I won't moralize about Elon Musk as a personality but what should be of greater importance to effective altruists anyway is how the impacts of all his various decisions are, for lack of better terms, high-variance, bordering on volatile. From the outside view, there are stock answers to the question of why he would be like this:
- An ultra-talented person whose success keeps generalizing to more domains may become revered by others that have them conclude that person is a universal genius, who then gets caught in an echo chamber of yes men and loses self-awareness of when he is super wrong.
- A person gaining celebrity, wealth and power can exacerbate that trend because there are higher stakes. This doesn't even necessarily mean that someone in Musk's position would become intellectually corrupted or deeply out of touch with reality. The wealth and power of many others depend on what someone in his position does, such as investors backing Musk's companies compelling him to make changes to his businesses or personal brand against his own preferences. Those around Musk backing him the most have in a lot of ways more total influence than he does himself, so they will try shaping Musk's social network in a way that pushes him in the direction they want.
- Someone having an outsized impact means the negative impacts of their own biases will have an outsized impact too. It's more noticeable when one of the wealthiest and most famous people worldwide makes mistakes. All kinds of other people in Musk's position might make mistakes way more and way worse than him.
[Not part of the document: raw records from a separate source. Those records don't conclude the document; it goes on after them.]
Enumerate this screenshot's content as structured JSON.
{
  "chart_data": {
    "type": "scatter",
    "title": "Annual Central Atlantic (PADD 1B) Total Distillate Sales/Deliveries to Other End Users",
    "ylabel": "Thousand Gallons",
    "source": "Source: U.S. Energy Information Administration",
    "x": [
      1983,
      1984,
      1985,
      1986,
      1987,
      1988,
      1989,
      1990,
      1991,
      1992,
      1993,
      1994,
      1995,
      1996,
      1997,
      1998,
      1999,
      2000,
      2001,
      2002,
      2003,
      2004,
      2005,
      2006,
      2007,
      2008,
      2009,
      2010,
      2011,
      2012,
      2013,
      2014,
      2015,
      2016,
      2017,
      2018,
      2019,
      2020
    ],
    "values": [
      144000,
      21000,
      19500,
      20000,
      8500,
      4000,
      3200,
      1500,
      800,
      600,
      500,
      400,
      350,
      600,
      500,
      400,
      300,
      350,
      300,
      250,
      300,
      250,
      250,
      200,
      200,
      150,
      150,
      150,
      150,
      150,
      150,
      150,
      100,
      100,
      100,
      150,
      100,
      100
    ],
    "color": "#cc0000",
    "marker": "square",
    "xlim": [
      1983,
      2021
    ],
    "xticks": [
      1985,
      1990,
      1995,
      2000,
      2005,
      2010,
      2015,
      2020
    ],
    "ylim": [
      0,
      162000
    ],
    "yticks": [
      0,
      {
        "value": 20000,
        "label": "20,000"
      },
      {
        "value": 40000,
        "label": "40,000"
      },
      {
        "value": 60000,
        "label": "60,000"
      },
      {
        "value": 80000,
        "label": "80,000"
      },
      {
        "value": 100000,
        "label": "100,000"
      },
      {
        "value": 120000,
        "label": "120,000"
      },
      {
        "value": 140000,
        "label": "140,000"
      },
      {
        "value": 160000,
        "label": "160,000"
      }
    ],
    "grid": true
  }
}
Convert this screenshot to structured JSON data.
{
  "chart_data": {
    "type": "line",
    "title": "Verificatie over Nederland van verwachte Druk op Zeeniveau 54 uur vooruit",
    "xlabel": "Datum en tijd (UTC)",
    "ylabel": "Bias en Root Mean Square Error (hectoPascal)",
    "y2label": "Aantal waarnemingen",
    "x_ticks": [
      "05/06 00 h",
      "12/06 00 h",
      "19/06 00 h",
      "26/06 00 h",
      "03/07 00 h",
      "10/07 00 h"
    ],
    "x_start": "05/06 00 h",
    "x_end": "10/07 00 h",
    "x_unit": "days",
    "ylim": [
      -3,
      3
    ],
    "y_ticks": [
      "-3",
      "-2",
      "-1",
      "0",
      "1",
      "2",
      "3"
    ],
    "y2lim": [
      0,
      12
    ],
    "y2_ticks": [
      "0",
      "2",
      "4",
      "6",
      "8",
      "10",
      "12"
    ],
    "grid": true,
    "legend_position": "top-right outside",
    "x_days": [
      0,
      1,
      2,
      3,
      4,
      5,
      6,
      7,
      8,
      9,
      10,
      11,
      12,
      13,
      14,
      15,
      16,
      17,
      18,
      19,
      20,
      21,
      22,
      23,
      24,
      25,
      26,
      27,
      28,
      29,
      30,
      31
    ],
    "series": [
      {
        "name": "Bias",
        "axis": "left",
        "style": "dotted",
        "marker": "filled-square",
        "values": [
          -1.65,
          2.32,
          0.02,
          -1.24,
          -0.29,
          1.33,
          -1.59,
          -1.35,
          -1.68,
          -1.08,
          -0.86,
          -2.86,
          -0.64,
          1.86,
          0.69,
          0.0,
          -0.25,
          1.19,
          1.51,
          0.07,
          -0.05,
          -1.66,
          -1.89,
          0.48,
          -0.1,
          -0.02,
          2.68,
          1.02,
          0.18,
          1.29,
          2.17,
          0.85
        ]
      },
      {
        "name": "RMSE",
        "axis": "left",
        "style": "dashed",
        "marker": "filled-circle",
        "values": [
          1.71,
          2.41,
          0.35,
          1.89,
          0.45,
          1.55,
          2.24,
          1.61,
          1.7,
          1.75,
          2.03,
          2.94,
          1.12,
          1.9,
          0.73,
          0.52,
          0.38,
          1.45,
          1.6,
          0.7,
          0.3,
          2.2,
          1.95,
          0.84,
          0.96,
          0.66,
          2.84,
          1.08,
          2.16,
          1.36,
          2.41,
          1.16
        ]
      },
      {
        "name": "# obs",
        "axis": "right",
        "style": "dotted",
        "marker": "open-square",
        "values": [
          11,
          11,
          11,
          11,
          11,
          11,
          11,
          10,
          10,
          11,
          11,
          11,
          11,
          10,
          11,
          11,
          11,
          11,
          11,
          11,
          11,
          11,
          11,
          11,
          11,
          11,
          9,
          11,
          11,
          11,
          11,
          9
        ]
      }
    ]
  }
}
Problems like these are recognized in EA already. During the first few years, one of the growing pains in EA was learning to recognize when a top, young Ph.D. with no experience outside academia shouldn't be the CEO of an organization doing something totally different from academic research. Another one of the growing pains was learning how to point that out to people in EA in positions of status, authority, control over resources, etc.
This isn't a snide jab at Will MacAskill. He in fact recognized this problem before most and has made the wise choice of not being the CEO of the CEA for a decade now even though he could have kept the job forever if he wanted. This is a general problem in EA of many academics having to repeatedly learn they have little to no comparative advantage, if not a comparative disadvantage, in people and operations management. The fact that there is such a fear of criticizing the decisions or views of high-status leaders, someone like Holden Karnofsky, in EA that it's now a major liability to the movement. Meanwhile, Holden writes entire series of essays trying to make transparent his own reasoning of why he oversees an organization that hires a hundred people to tell Holden how the world really works and how to do the most good in umpteen different ways.
Some of the individuals about who there is the greatest concern that may end up in a personality cult, information silo, or echo chamber, like Holden, are putting in significant effort to avoid becoming out of touch with reality and minimizing any negative, outsized impact of their own biases. Yet it's not apparent if Musk makes any similar efforts. So, what, if any, are the reasons specific to Musk as a personality causing him to be so inconsistent in the ways effective altruists should care about most?